The basic provision identifying horizontal restraints in the US is contained in section 1 of the Sherman Act, that states that "Every contract, combination in the form of trust or otherwise, or conspiracy in restraint of trade or commerce among the several states, or with foreign nations, is hereby declared illegal." For almost all of the twentieth century, the federal courts in the US have assumed that they must choose between two extreme methods of analyzing conduct under section 1: a per se rule that deems certain conduct illegal on its face, or, a rule of reason that inquires into all conceivable circumstances before determining the legality of a particular restraint.
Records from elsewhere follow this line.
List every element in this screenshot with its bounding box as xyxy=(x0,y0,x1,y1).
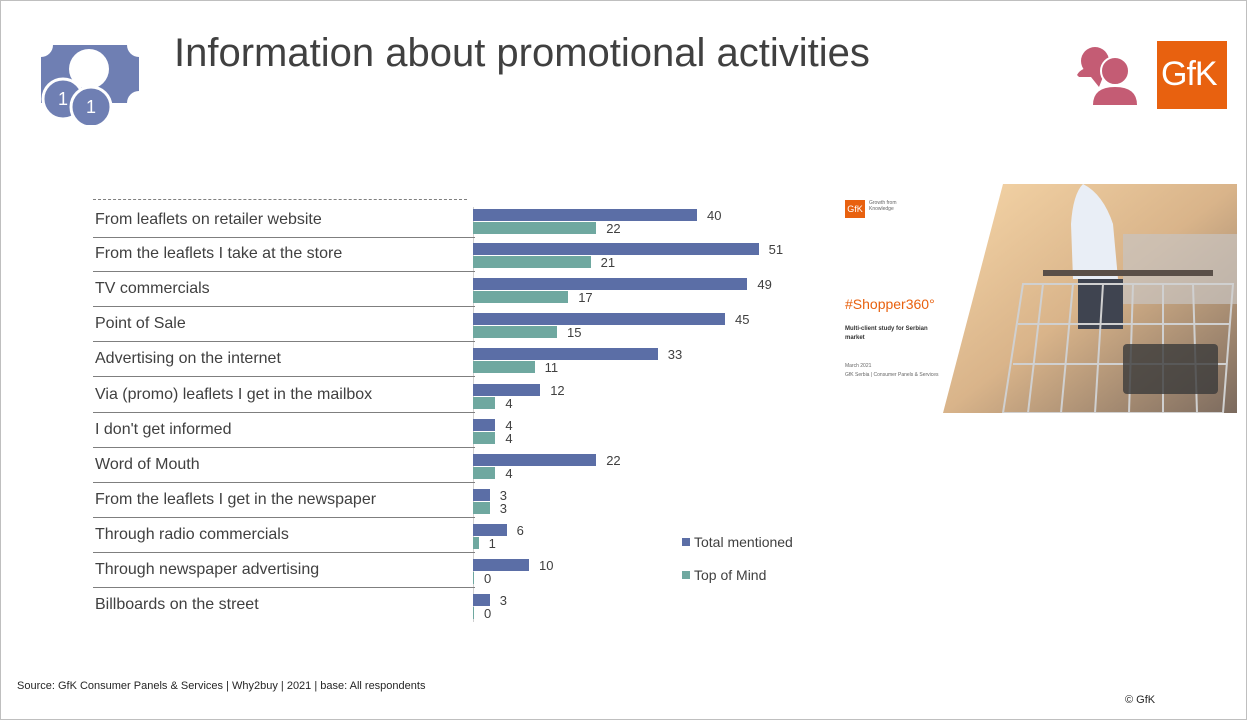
gfk-logo: GfK xyxy=(1157,41,1227,109)
row-separator xyxy=(93,376,475,377)
value-label-total-mentioned: 45 xyxy=(735,312,750,327)
value-label-total-mentioned: 33 xyxy=(667,347,683,362)
value-label-total-mentioned: 3 xyxy=(499,593,508,608)
category-label: Advertising on the internet xyxy=(95,350,281,367)
row-separator xyxy=(93,341,475,342)
bar-total-mentioned xyxy=(473,454,597,466)
money-icon: 1 1 xyxy=(41,45,139,125)
source-note: Source: GfK Consumer Panels & Services |… xyxy=(17,680,426,692)
bar-total-mentioned xyxy=(473,419,496,431)
bar-top-of-mind xyxy=(473,222,597,234)
bar-top-of-mind xyxy=(473,537,479,549)
category-label: I don't get informed xyxy=(95,421,232,438)
bar-top-of-mind xyxy=(473,502,490,514)
legend-label-total: Total mentioned xyxy=(694,534,793,550)
category-label: Billboards on the street xyxy=(95,596,259,613)
cover-date: March 2021 xyxy=(845,363,872,369)
value-label-top-of-mind: 11 xyxy=(544,360,559,375)
category-label: Through radio commercials xyxy=(95,526,289,543)
category-label: From the leaflets I get in the newspaper xyxy=(95,491,377,508)
chart-axis xyxy=(473,207,474,622)
value-label-top-of-mind: 3 xyxy=(499,501,508,516)
row-separator xyxy=(93,517,475,518)
category-label: Word of Mouth xyxy=(95,456,200,473)
category-label: From leaflets on retailer website xyxy=(95,211,322,228)
bar-top-of-mind xyxy=(473,467,496,479)
category-label: Point of Sale xyxy=(95,315,186,332)
row-separator xyxy=(93,552,475,553)
legend-swatch-top-of-mind xyxy=(682,571,690,579)
legend-top-of-mind: Top of Mind xyxy=(682,567,766,583)
legend-swatch-total xyxy=(682,538,690,546)
svg-text:1: 1 xyxy=(86,97,96,117)
bar-top-of-mind xyxy=(473,607,474,619)
value-label-top-of-mind: 4 xyxy=(505,431,513,446)
bar-total-mentioned xyxy=(473,489,490,501)
bar-total-mentioned xyxy=(473,313,725,325)
category-label: Via (promo) leaflets I get in the mailbo… xyxy=(95,386,373,403)
value-label-top-of-mind: 0 xyxy=(484,571,492,586)
row-separator xyxy=(93,587,475,588)
row-separator xyxy=(93,412,475,413)
value-label-total-mentioned: 6 xyxy=(516,523,524,538)
svg-text:1: 1 xyxy=(58,89,68,109)
value-label-total-mentioned: 40 xyxy=(707,208,722,223)
cover-subtitle: Multi-client study for Serbian market xyxy=(845,326,928,341)
chart-top-rule xyxy=(93,199,467,200)
bar-total-mentioned xyxy=(473,524,507,536)
bar-top-of-mind xyxy=(473,361,535,373)
value-label-total-mentioned: 3 xyxy=(499,488,508,503)
bar-total-mentioned xyxy=(473,209,697,221)
bar-total-mentioned xyxy=(473,594,490,606)
bar-top-of-mind xyxy=(473,432,496,444)
value-label-top-of-mind: 4 xyxy=(505,466,513,481)
bar-top-of-mind xyxy=(473,397,496,409)
row-separator xyxy=(93,447,475,448)
bar-top-of-mind xyxy=(473,572,474,584)
value-label-total-mentioned: 51 xyxy=(768,242,784,257)
value-label-top-of-mind: 22 xyxy=(606,221,621,236)
report-cover-image: GfK Growth from Knowledge #Shopper360° M… xyxy=(839,184,1237,413)
cover-org: GfK Serbia | Consumer Panels & Services xyxy=(845,372,939,378)
bar-total-mentioned xyxy=(473,243,759,255)
category-label: Through newspaper advertising xyxy=(95,561,320,578)
value-label-total-mentioned: 22 xyxy=(606,453,621,468)
page-title: Information about promotional activities xyxy=(174,31,870,75)
bar-total-mentioned xyxy=(473,384,541,396)
row-separator xyxy=(93,306,475,307)
category-label: From the leaflets I take at the store xyxy=(95,245,343,262)
value-label-total-mentioned: 10 xyxy=(539,558,554,573)
row-separator xyxy=(93,482,475,483)
bar-top-of-mind xyxy=(473,326,557,338)
shopping-cart-photo xyxy=(943,184,1237,413)
value-label-top-of-mind: 15 xyxy=(567,325,582,340)
bar-total-mentioned xyxy=(473,278,748,290)
row-separator xyxy=(93,237,475,238)
cover-hashtag: #Shopper360° xyxy=(845,296,935,312)
legend-total-mentioned: Total mentioned xyxy=(682,534,793,550)
value-label-total-mentioned: 12 xyxy=(550,383,565,398)
copyright: © GfK xyxy=(1125,694,1156,706)
people-icon xyxy=(1077,47,1137,105)
cover-gfk-logo: GfK xyxy=(845,200,865,218)
value-label-top-of-mind: 0 xyxy=(484,606,492,621)
value-label-top-of-mind: 17 xyxy=(578,290,593,305)
legend-label-top-of-mind: Top of Mind xyxy=(694,567,767,583)
bar-top-of-mind xyxy=(473,256,591,268)
gfk-logo-text: GfK xyxy=(1161,55,1218,93)
value-label-top-of-mind: 1 xyxy=(488,536,496,551)
cover-tagline: Growth from Knowledge xyxy=(869,200,897,212)
bar-total-mentioned xyxy=(473,348,658,360)
value-label-top-of-mind: 21 xyxy=(600,255,616,270)
category-label: TV commercials xyxy=(95,280,210,297)
bar-total-mentioned xyxy=(473,559,529,571)
bar-top-of-mind xyxy=(473,291,569,303)
value-label-total-mentioned: 49 xyxy=(757,277,772,292)
value-label-total-mentioned: 4 xyxy=(505,418,513,433)
row-separator xyxy=(93,271,475,272)
value-label-top-of-mind: 4 xyxy=(505,396,513,411)
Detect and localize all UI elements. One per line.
After almost a century of debate today the rule of reason is the method adopted in practically all federal courts and courts would probably decline to use the per se model, even in naked price-fixing cases.

The Mexican method

Any combination in the form of trust or otherwise between economic entities competing between themselves with the purpose or effect of: fixing prices, restricting or limiting output, dividing markets and/or bid rigging is a violation of the MAA. The MAA and the Mexican Antitrust Commission (Comisión Federal de Competencia, the MAC) have characterized horizontal violations as being illegal per se. The US legal system has evolved in such a way that horizontal restraints on trade have shifted from a strict per se approach to a rule of reason approach that takes into account other elements like market share, pro-competitive justifications and, in rare cases, ethical considerations. However, the Mexican approach, adopted by the MAC, has been characterized by a per se approach which considers certain conduct illegal on its face without considering additional elements.

Conclusion

The Sherman Act has been a model for antitrust provisions worldwide and Mexico is no exception. Article 9 of the MAA looks very familiar to section 1 of the Sherman Act; nevertheless, there is a substantial difference in the way the antitrust analysis is conducted in both nations. Due to the Mexican per se approach, national and foreign investors should be very cautious when entering into agreements with competitors in order avoid falling into a horizontal restraint in violation of the MAA and the RMAA.